You really should have just taken the L on your “no student input” comment and moved on...
... but since you seem to want to try to impress people while convincing them it was all about a simple biased “survey design” you may be interested in how they went about the process. I mean a man of your worldly ways should always look to broaden his horizons.
>>
InCHIP mobilized quickly after the close of the spring semester to form a 19-member Social and Behavioral Sciences COVID-19 Workgroup comprised of faculty, administrators, staff, and student representatives. The group was charged with leveraging its members’ collective expertise to inform discussions with UConn’s leadership about how to design a safe campus reopening.<<
>>Subgroups took on different tasks, all using applied behavioral science methods to gather data and formulate recommendations that were then shared with the University’s administration.
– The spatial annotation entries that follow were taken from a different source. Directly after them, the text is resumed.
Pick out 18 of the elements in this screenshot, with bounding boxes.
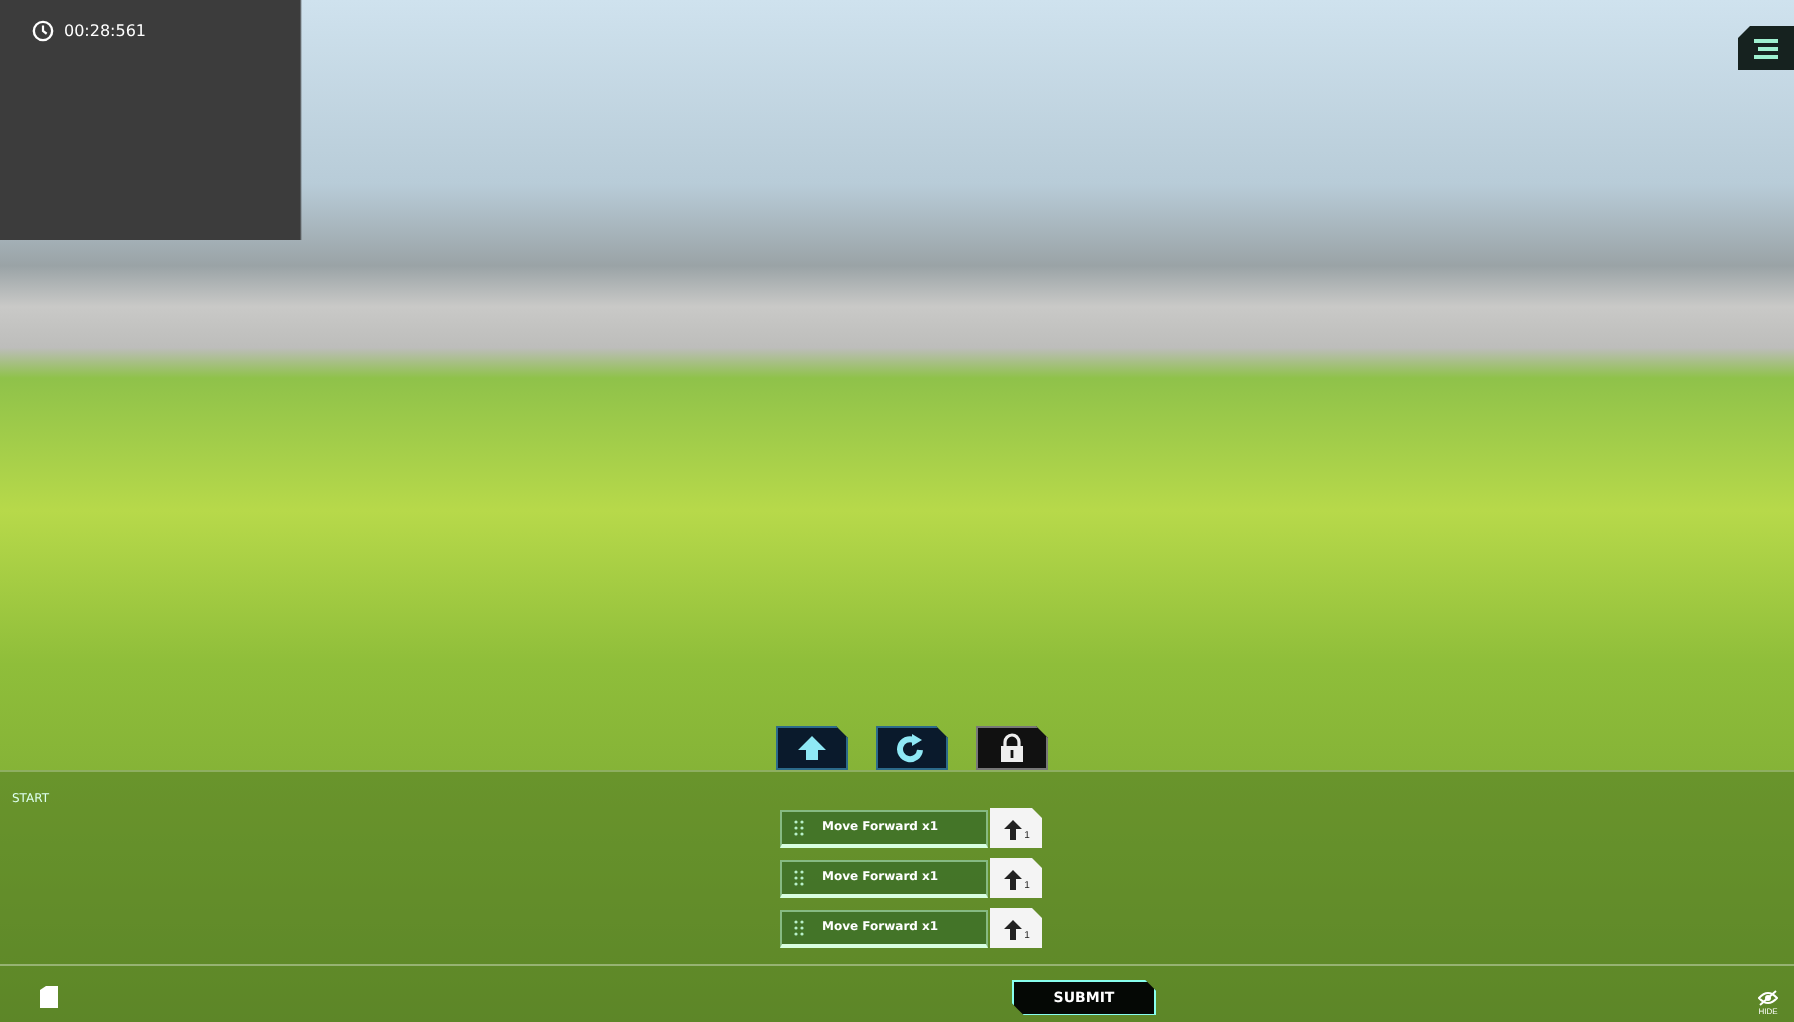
turn-button[interactable] xyxy=(876,726,948,770)
drag-handle-icon[interactable] xyxy=(794,869,804,885)
up-arrow-icon xyxy=(1002,918,1025,942)
drag-handle-icon[interactable] xyxy=(794,819,804,835)
menu-button[interactable] xyxy=(1738,26,1794,70)
padlock-icon xyxy=(998,732,1026,764)
clock-icon xyxy=(32,20,54,42)
drag-handle-icon[interactable] xyxy=(794,919,804,935)
rotate-arrow-icon xyxy=(896,732,928,764)
locked-button[interactable] xyxy=(976,726,1048,770)
up-arrow-icon xyxy=(1002,868,1025,892)
timer-text: 00:28:561 xyxy=(64,22,147,40)
menu-icon xyxy=(1752,37,1780,59)
move-forward-button[interactable] xyxy=(776,726,848,770)
up-arrow-icon xyxy=(796,734,828,762)
up-arrow-icon xyxy=(1002,818,1025,842)
document-icon[interactable] xyxy=(40,986,58,1008)
eye-slash-icon xyxy=(1758,990,1778,1006)
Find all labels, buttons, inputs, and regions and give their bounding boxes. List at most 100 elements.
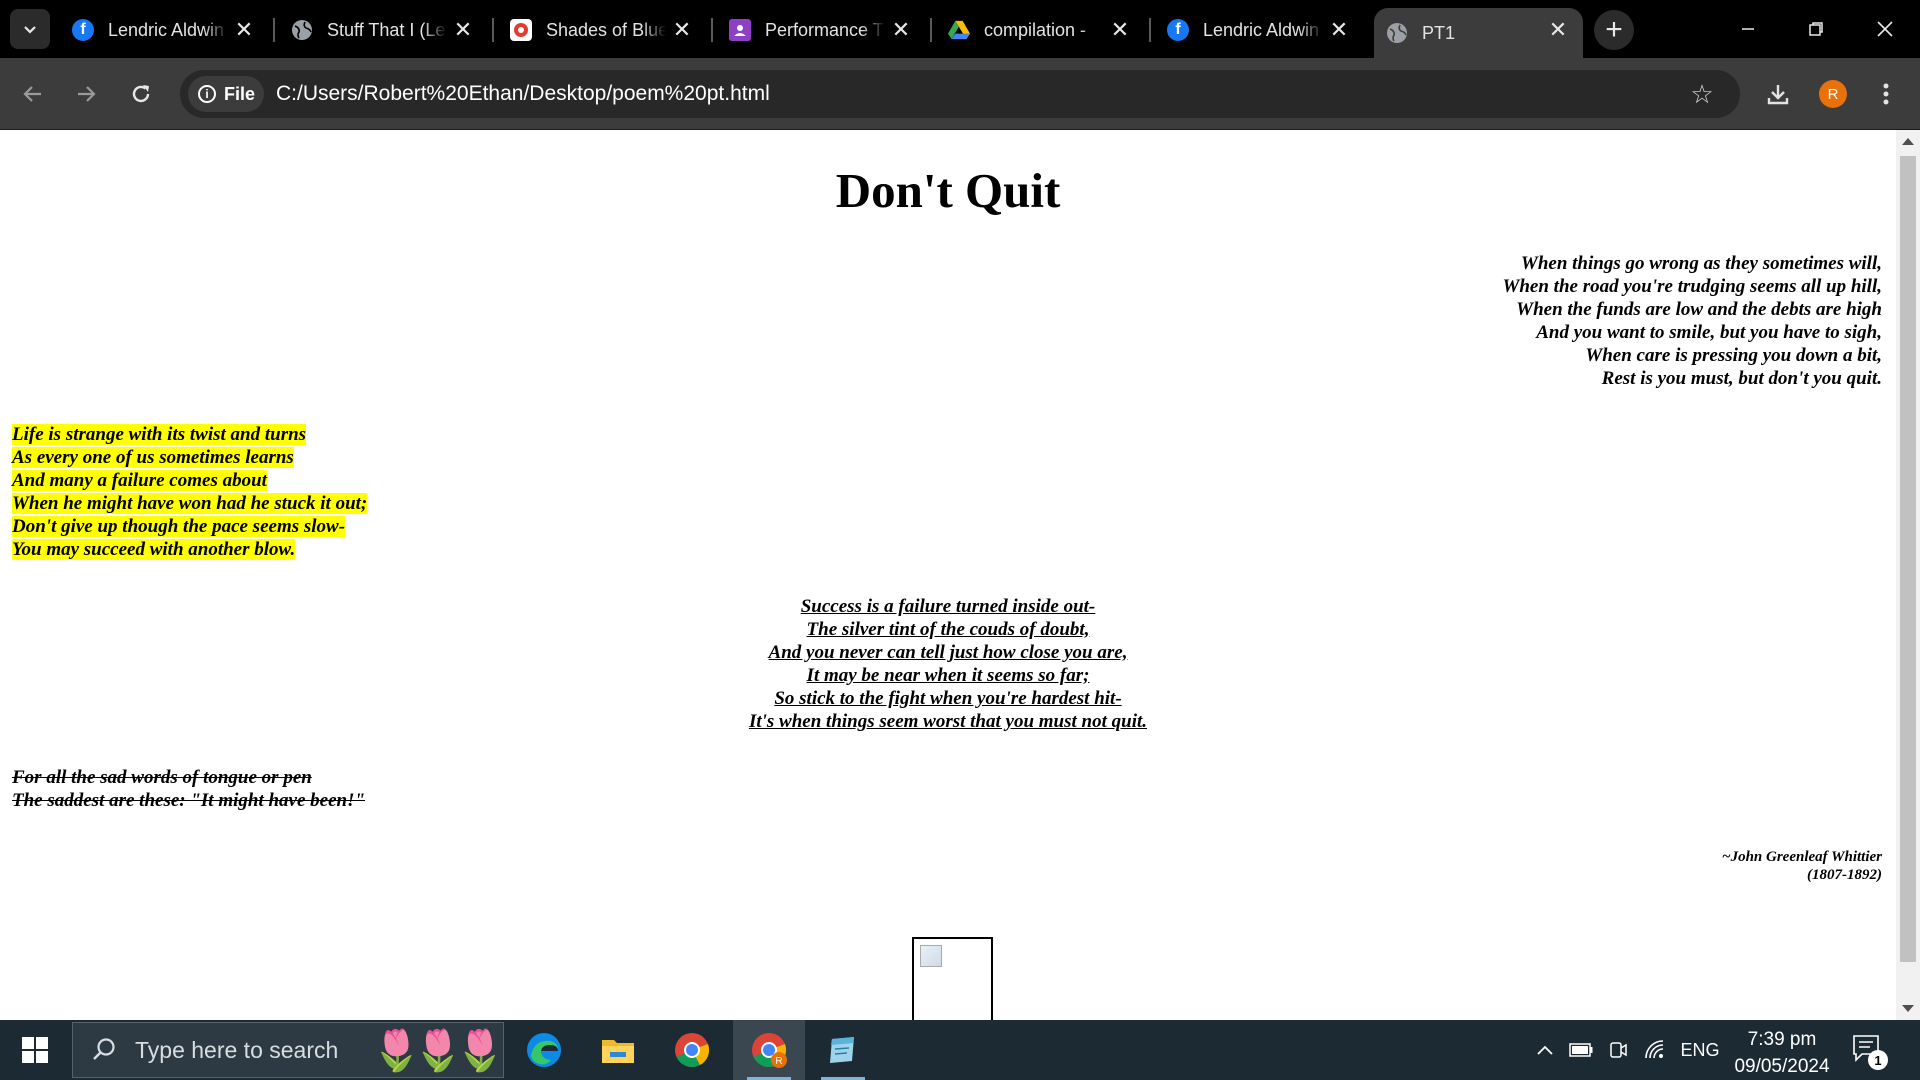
- edge-app[interactable]: [508, 1020, 580, 1080]
- close-icon[interactable]: ✕: [1109, 17, 1131, 42]
- network-status[interactable]: [1638, 1020, 1672, 1080]
- close-icon[interactable]: ✕: [1328, 17, 1350, 42]
- address-bar[interactable]: i File C:/Users/Robert%20Ethan/Desktop/p…: [180, 70, 1740, 118]
- chrome-profile-app[interactable]: R: [733, 1020, 805, 1080]
- tab-stuff-that-i[interactable]: Stuff That I (Le ✕: [279, 8, 488, 52]
- notification-count-badge: 1: [1868, 1050, 1888, 1070]
- scrollbar-thumb[interactable]: [1900, 156, 1916, 962]
- download-icon: [1767, 85, 1789, 105]
- notepad-app[interactable]: [807, 1020, 879, 1080]
- search-placeholder: Type here to search: [135, 1036, 339, 1063]
- tab-divider: [492, 18, 494, 42]
- poem-line: When the funds are low and the debts are…: [1516, 299, 1882, 320]
- url-text[interactable]: C:/Users/Robert%20Ethan/Desktop/poem%20p…: [276, 82, 770, 106]
- back-button[interactable]: [13, 74, 53, 114]
- close-icon[interactable]: ✕: [890, 17, 912, 42]
- poem-line: And many a failure comes about: [12, 470, 267, 491]
- poem-line: Success is a failure turned inside out-: [800, 596, 1096, 617]
- poem-line: Don't give up though the pace seems slow…: [12, 516, 346, 537]
- tab-divider: [711, 18, 713, 42]
- profile-button[interactable]: R: [1813, 74, 1853, 114]
- poem-line: When the road you're trudging seems all …: [1502, 276, 1882, 297]
- page-title: Don't Quit: [835, 163, 1061, 218]
- tab-strip: f Lendric Aldwin ✕ Stuff That I (Le ✕ Sh…: [0, 0, 1920, 58]
- poem-line: The silver tint of the couds of doubt,: [806, 619, 1090, 640]
- stanza-1: When things go wrong as they sometimes w…: [1502, 252, 1882, 390]
- wifi-icon: [1645, 1040, 1664, 1059]
- notepad-icon: [830, 1037, 854, 1063]
- system-clock[interactable]: 7:39 pm 09/05/2024: [1722, 1026, 1842, 1080]
- language-indicator[interactable]: ENG: [1676, 1020, 1724, 1080]
- tab-divider: [930, 18, 932, 42]
- close-icon[interactable]: ✕: [233, 17, 255, 42]
- search-icon: [93, 1038, 115, 1060]
- tab-divider: [1149, 18, 1151, 42]
- more-vertical-icon: [1883, 83, 1889, 105]
- tab-compilation[interactable]: compilation - ✕: [936, 8, 1145, 52]
- chevron-down-icon: [24, 26, 36, 34]
- arrow-right-icon: [78, 86, 96, 102]
- tab-lendric-aldwin-1[interactable]: f Lendric Aldwin ✕: [60, 8, 269, 52]
- tab-title: Performance T: [765, 19, 884, 40]
- battery-status[interactable]: [1565, 1020, 1597, 1080]
- bookmark-star-icon[interactable]: ☆: [1688, 80, 1716, 108]
- tab-divider: [273, 18, 275, 42]
- close-icon[interactable]: ✕: [452, 17, 474, 42]
- taskbar-search-box[interactable]: Type here to search 🌷🌷🌷: [72, 1022, 504, 1078]
- windows-taskbar: Type here to search 🌷🌷🌷 R ENG 7:39 pm 09…: [0, 1020, 1920, 1080]
- minimize-button[interactable]: [1723, 8, 1773, 50]
- vertical-scrollbar[interactable]: [1896, 130, 1920, 1020]
- close-icon: [1877, 21, 1893, 37]
- stanza-2-highlighted: Life is strange with its twist and turns…: [12, 423, 368, 561]
- poem-line: You may succeed with another blow.: [12, 539, 296, 560]
- poem-line: So stick to the fight when you're hardes…: [774, 688, 1122, 709]
- forward-button[interactable]: [66, 74, 106, 114]
- tab-performance[interactable]: Performance T ✕: [717, 8, 926, 52]
- tab-title: PT1: [1422, 22, 1456, 43]
- windows-logo-icon: [22, 1037, 48, 1063]
- tab-pt1[interactable]: PT1 ✕: [1374, 8, 1583, 58]
- chrome-profile-icon: R: [752, 1033, 787, 1068]
- close-icon[interactable]: ✕: [671, 17, 693, 42]
- info-icon: i: [198, 85, 216, 103]
- classroom-icon: [729, 19, 751, 41]
- globe-icon: [1386, 22, 1408, 44]
- facebook-icon: f: [1167, 19, 1189, 41]
- poem-line: When care is pressing you down a bit,: [1585, 345, 1882, 366]
- start-button[interactable]: [0, 1020, 70, 1080]
- chevron-up-icon: [1537, 1045, 1553, 1055]
- poem-line: And you never can tell just how close yo…: [768, 642, 1128, 663]
- downloads-button[interactable]: [1758, 74, 1798, 114]
- menu-button[interactable]: [1866, 74, 1906, 114]
- tulips-icon: 🌷🌷🌷: [371, 1029, 503, 1073]
- tab-shades-of-blue[interactable]: Shades of Blue ✕: [498, 8, 707, 52]
- clock-time: 7:39 pm: [1747, 1029, 1817, 1050]
- tab-lendric-aldwin-2[interactable]: f Lendric Aldwin ✕: [1155, 8, 1364, 52]
- poem-line: Rest is you must, but don't you quit.: [1601, 368, 1882, 389]
- scroll-down-arrow-icon[interactable]: [1902, 1005, 1914, 1012]
- chrome-icon: [675, 1033, 710, 1068]
- author-years: (1807-1892): [1807, 867, 1882, 883]
- file-explorer-app[interactable]: [582, 1020, 654, 1080]
- poem-line: Life is strange with its twist and turns: [12, 424, 307, 445]
- close-icon[interactable]: ✕: [1547, 17, 1569, 42]
- svg-text:R: R: [775, 1056, 782, 1067]
- poem-line: It's when things seem worst that you mus…: [748, 711, 1148, 732]
- new-tab-button[interactable]: +: [1594, 10, 1634, 50]
- author-credit: ~John Greenleaf Whittier (1807-1892): [1722, 848, 1882, 884]
- avatar: R: [1819, 80, 1847, 108]
- restore-button[interactable]: [1791, 8, 1841, 50]
- close-window-button[interactable]: [1860, 8, 1910, 50]
- scroll-up-arrow-icon[interactable]: [1902, 138, 1914, 145]
- reload-button[interactable]: [121, 74, 161, 114]
- notification-center-button[interactable]: 1: [1852, 1034, 1888, 1070]
- show-hidden-icons-button[interactable]: [1530, 1020, 1560, 1080]
- tab-search-button[interactable]: [10, 9, 50, 49]
- site-info-chip[interactable]: i File: [188, 76, 264, 112]
- edge-icon: [527, 1033, 561, 1067]
- globe-icon: [291, 19, 313, 41]
- battery-icon: [1569, 1043, 1593, 1057]
- google-drive-icon: [948, 19, 970, 41]
- chrome-app[interactable]: [656, 1020, 728, 1080]
- meet-now-status[interactable]: [1603, 1020, 1633, 1080]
They focused a lot of their efforts on community engagement – with particular attention to undergraduate students, conducting a
Thoughtexchange crowdsourcing survey with 2,703 undergrads to assess their hopes, ideas, and questions about the fall semester.<<
>>The working group also conducted a virtual Ideas Lab– a five-week workshop that called on the collective expertise of 110 staff, faculty, undergraduate and graduate students to adopt, adapt, and create solutions that might work for UConn. Suggestions for solutions as varied as practical foot-activated door openers and signage to reimagined social connections and a public health communication campaign were the product of that effort.
The working group later conducted a series of focus groups with students to get their perspective on some of the announced reopening plans and also developed a series of resources to help instructors identify students who might be struggling and to help students and other members of the UConn community connect with physical and mental wellness resources available to them.<<
Again - “no student input” -> debunked.